Thin the first coat 50% with thinner and wipe it into the grain.
When this drys follow with two or more coats and you should have a hard, durable shine.
Try pol/min turps 50/50, wipe on 5-10 coats, then buff up with wax
Did this for table fro my 3 and 5 years old destruto boys
I could not be happier with its just off gloss look and durability
Can you clarify pol/min? Also, the issue of prolonged direct skin contact with a handle is different than a table top or chair. Have you had actual experience with tool/knife handles or pens or something that will contact skin oil? Thanks very much.
Jay
typo sorry mate
poly/min turps (spirits in the usa) (( I am in australia-horrible about Steve Irwins death, by the way))

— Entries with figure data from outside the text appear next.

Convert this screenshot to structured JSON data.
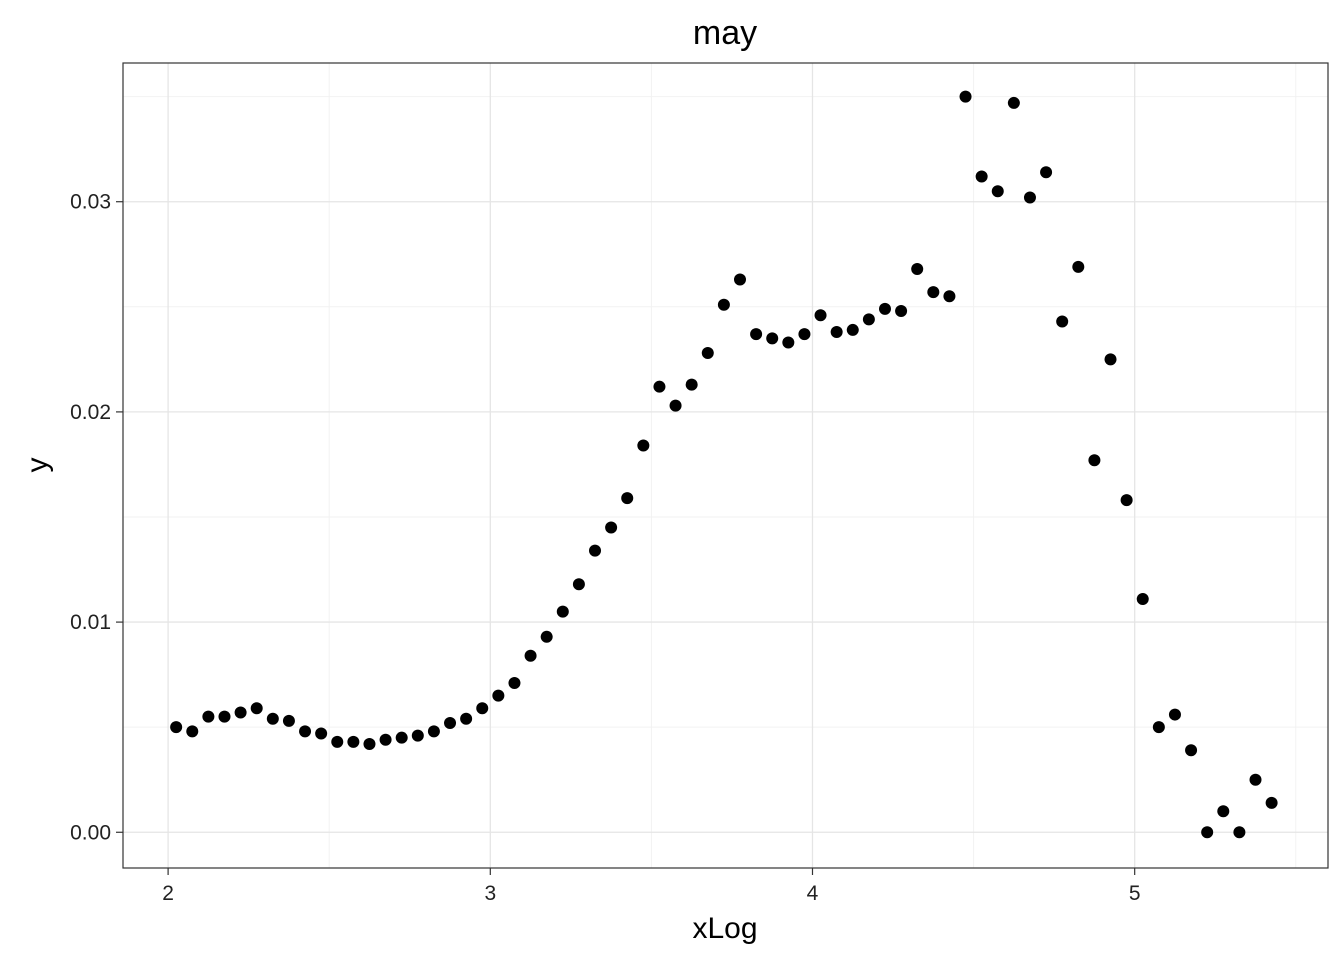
{
  "chart_data": {
    "type": "scatter",
    "title": "may",
    "xlabel": "xLog",
    "ylabel": "y",
    "xlim": [
      1.86,
      5.6
    ],
    "ylim": [
      -0.0017,
      0.0366
    ],
    "x_ticks": [
      2,
      3,
      4,
      5
    ],
    "x_tick_labels": [
      "2",
      "3",
      "4",
      "5"
    ],
    "y_ticks": [
      0,
      0.01,
      0.02,
      0.03
    ],
    "y_tick_labels": [
      "0.00",
      "0.01",
      "0.02",
      "0.03"
    ],
    "grid": true,
    "theme": "black-and-white",
    "point_color": "#000000",
    "points": [
      {
        "x": 2.025,
        "y": 0.005
      },
      {
        "x": 2.075,
        "y": 0.0048
      },
      {
        "x": 2.125,
        "y": 0.0055
      },
      {
        "x": 2.175,
        "y": 0.0055
      },
      {
        "x": 2.225,
        "y": 0.0057
      },
      {
        "x": 2.275,
        "y": 0.0059
      },
      {
        "x": 2.325,
        "y": 0.0054
      },
      {
        "x": 2.375,
        "y": 0.0053
      },
      {
        "x": 2.425,
        "y": 0.0048
      },
      {
        "x": 2.475,
        "y": 0.0047
      },
      {
        "x": 2.525,
        "y": 0.0043
      },
      {
        "x": 2.575,
        "y": 0.0043
      },
      {
        "x": 2.625,
        "y": 0.0042
      },
      {
        "x": 2.675,
        "y": 0.0044
      },
      {
        "x": 2.725,
        "y": 0.0045
      },
      {
        "x": 2.775,
        "y": 0.0046
      },
      {
        "x": 2.825,
        "y": 0.0048
      },
      {
        "x": 2.875,
        "y": 0.0052
      },
      {
        "x": 2.925,
        "y": 0.0054
      },
      {
        "x": 2.975,
        "y": 0.0059
      },
      {
        "x": 3.025,
        "y": 0.0065
      },
      {
        "x": 3.075,
        "y": 0.0071
      },
      {
        "x": 3.125,
        "y": 0.0084
      },
      {
        "x": 3.175,
        "y": 0.0093
      },
      {
        "x": 3.225,
        "y": 0.0105
      },
      {
        "x": 3.275,
        "y": 0.0118
      },
      {
        "x": 3.325,
        "y": 0.0134
      },
      {
        "x": 3.375,
        "y": 0.0145
      },
      {
        "x": 3.425,
        "y": 0.0159
      },
      {
        "x": 3.475,
        "y": 0.0184
      },
      {
        "x": 3.525,
        "y": 0.0212
      },
      {
        "x": 3.575,
        "y": 0.0203
      },
      {
        "x": 3.625,
        "y": 0.0213
      },
      {
        "x": 3.675,
        "y": 0.0228
      },
      {
        "x": 3.725,
        "y": 0.0251
      },
      {
        "x": 3.775,
        "y": 0.0263
      },
      {
        "x": 3.825,
        "y": 0.0237
      },
      {
        "x": 3.875,
        "y": 0.0235
      },
      {
        "x": 3.925,
        "y": 0.0233
      },
      {
        "x": 3.975,
        "y": 0.0237
      },
      {
        "x": 4.025,
        "y": 0.0246
      },
      {
        "x": 4.075,
        "y": 0.0238
      },
      {
        "x": 4.125,
        "y": 0.0239
      },
      {
        "x": 4.175,
        "y": 0.0244
      },
      {
        "x": 4.225,
        "y": 0.0249
      },
      {
        "x": 4.275,
        "y": 0.0248
      },
      {
        "x": 4.325,
        "y": 0.0268
      },
      {
        "x": 4.375,
        "y": 0.0257
      },
      {
        "x": 4.425,
        "y": 0.0255
      },
      {
        "x": 4.475,
        "y": 0.035
      },
      {
        "x": 4.525,
        "y": 0.0312
      },
      {
        "x": 4.575,
        "y": 0.0305
      },
      {
        "x": 4.625,
        "y": 0.0347
      },
      {
        "x": 4.675,
        "y": 0.0302
      },
      {
        "x": 4.725,
        "y": 0.0314
      },
      {
        "x": 4.775,
        "y": 0.0243
      },
      {
        "x": 4.825,
        "y": 0.0269
      },
      {
        "x": 4.875,
        "y": 0.0177
      },
      {
        "x": 4.925,
        "y": 0.0225
      },
      {
        "x": 4.975,
        "y": 0.0158
      },
      {
        "x": 5.025,
        "y": 0.0111
      },
      {
        "x": 5.075,
        "y": 0.005
      },
      {
        "x": 5.125,
        "y": 0.0056
      },
      {
        "x": 5.175,
        "y": 0.0039
      },
      {
        "x": 5.225,
        "y": 0.0
      },
      {
        "x": 5.275,
        "y": 0.001
      },
      {
        "x": 5.325,
        "y": 0.0
      },
      {
        "x": 5.375,
        "y": 0.0025
      },
      {
        "x": 5.425,
        "y": 0.0014
      }
    ]
  }
}
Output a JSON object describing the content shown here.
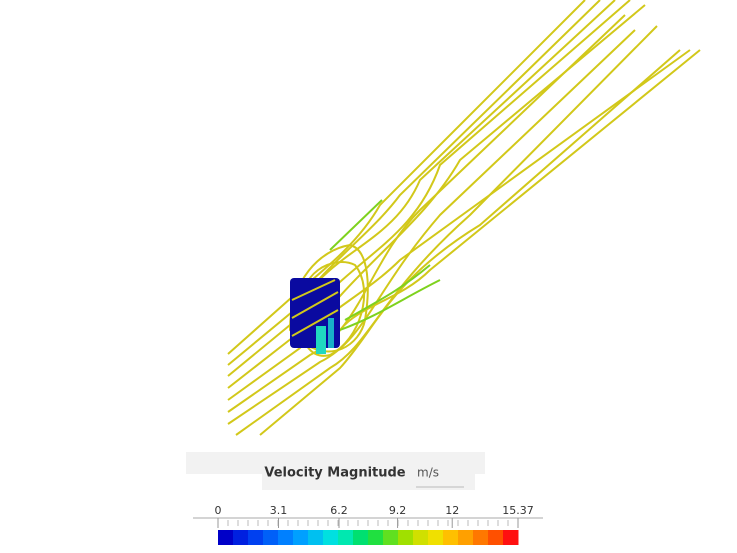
{
  "legend": {
    "title": "Velocity Magnitude",
    "unit": "m/s",
    "range": [
      0,
      15.37
    ],
    "ticks": [
      0,
      3.1,
      6.2,
      9.2,
      12,
      15.37
    ],
    "colors": [
      "#0000c8",
      "#0020e0",
      "#0040f0",
      "#0060f8",
      "#0080ff",
      "#00a0ff",
      "#00c0f0",
      "#00e0e0",
      "#00e8b0",
      "#00e070",
      "#20e040",
      "#60e020",
      "#a0e000",
      "#d0e000",
      "#f0e000",
      "#ffc000",
      "#ffa000",
      "#ff7800",
      "#ff5000",
      "#ff1010"
    ]
  }
}
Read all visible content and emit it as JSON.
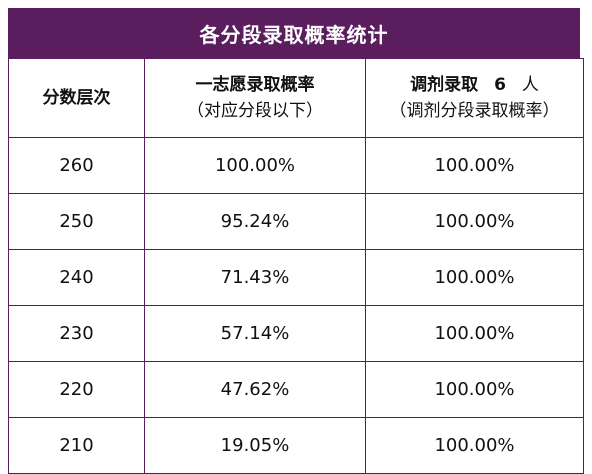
{
  "title": "各分段录取概率统计",
  "headers": {
    "col1": "分数层次",
    "col2_line1": "一志愿录取概率",
    "col2_line2": "（对应分段以下）",
    "col3_prefix": "调剂录取",
    "col3_count": "6",
    "col3_suffix": "人",
    "col3_line2": "（调剂分段录取概率）"
  },
  "rows": [
    {
      "score": "260",
      "first_choice": "100.00%",
      "adjustment": "100.00%"
    },
    {
      "score": "250",
      "first_choice": "95.24%",
      "adjustment": "100.00%"
    },
    {
      "score": "240",
      "first_choice": "71.43%",
      "adjustment": "100.00%"
    },
    {
      "score": "230",
      "first_choice": "57.14%",
      "adjustment": "100.00%"
    },
    {
      "score": "220",
      "first_choice": "47.62%",
      "adjustment": "100.00%"
    },
    {
      "score": "210",
      "first_choice": "19.05%",
      "adjustment": "100.00%"
    }
  ]
}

if worried re skin maybe spare the wax
Sorry to sound dim witted but I assume you mean polyurethane diluted with mineral spirits or turpentine? Have you had experience using this on handles? Yea. I heard about it. We always enjoyed watching him and were amazed that he hadn't been seriously hurt before.
Jay
You got the abbreviations right
unfortunately no direct experience with this on handles
don't know what the finish is on commercial handles
I guess some type of poly
Jay,
There is an outfit in Arizona called Knife and Gun finishing supplies. (800) 972-1192 or [email protected]. You can send them your knife blanks and they will stabilize them with some kind of super hard acrylic. You can then shape the wood (or turn, in the case of pens), sand, and polish to a very high gloss without having to finish them with anything. This process is called "stabilizing" the blank. I found out about it on a pen turners forum where they were discussing different ways to stabilize burl and spalted pen blanks to harden them. The pens turn and finish like plastic after stabilization. They use some sort of vacuum system so the acrylic penetrates all the way through the wood, it is not just sitting on the surface, so sweat, etc. doesn't harm the finish. I dare say it's nearly indestructable. Makes a beautiful knife handle. The prices are as follows: 1 to 5 pounds -$13 per pound , 5 to 10 pounds- $11 per pound , over 10 pounds - $9 per pound. This is the weight of the wood after stabilizing. It seems a bit expensive at first, but if you send a few things in at a time it's really not that bad. I can get 2 to 3 sets of knife scales done per pound usually. It also does a great job of keeping woods like snakewood from checking, which usually happens a month or so after I finish a knife. Just so everyone knows, I am not affiliated with this company in any way, but I have received great service with them in the past. Good luck and let us know how your knife turns out.
Lee
I am a woodworker and make furniture but this is my first attempt at a knife. There are lots of knife-making suppliers on the web that have various kits for fixed blade and folding knives. Could you recommend a particular outfit that supplies good quality blades? I am not prepared to start making my own blades from steel blanks at this point.
Jay
Hi Jay,
The only 2 online sources I have used are knifekits.com and knifeandgun.com. Knifekits.com has nicer blades in my opinion, but they are a little higher in price. I would recommend starting with a fixed blade knife if this is your first project. The folders can be a bit tricky to get just right. Both outfits have tons of supplies and also books/videos on knife crafting. You could try ebay as well, I buy blades from some sellers on there, mostly damascus. I don't make my own blades, but I think eventually I may try my hand at it. I have the good fortune to have a very talented knife maker who lives up the road from me. Good luck and keep us posted!
Lee
Thanks very much.
Jay
One more question. Is it better to shape the "scales for the handle first to reduce the weight prior to having it impregnated with that polymer, or should you send them a rectangular piece and shape it after it is chemically treated? Will it shrink if you shape it first?
Jay
Hi Jay,
That's a good question. I don't do any major shaping to my blanks, other than to cut them in the shape of the handle before I send them in. I still leave them oversized a bit, and then sand and polish the scale after it is assembled to the blade - but this is just my personal preference. I don't think heat is applied, so I see no reason why the blank would shrink, but you may want to call and ask them. I have never noticed any shrinking with the blanks I have sent in.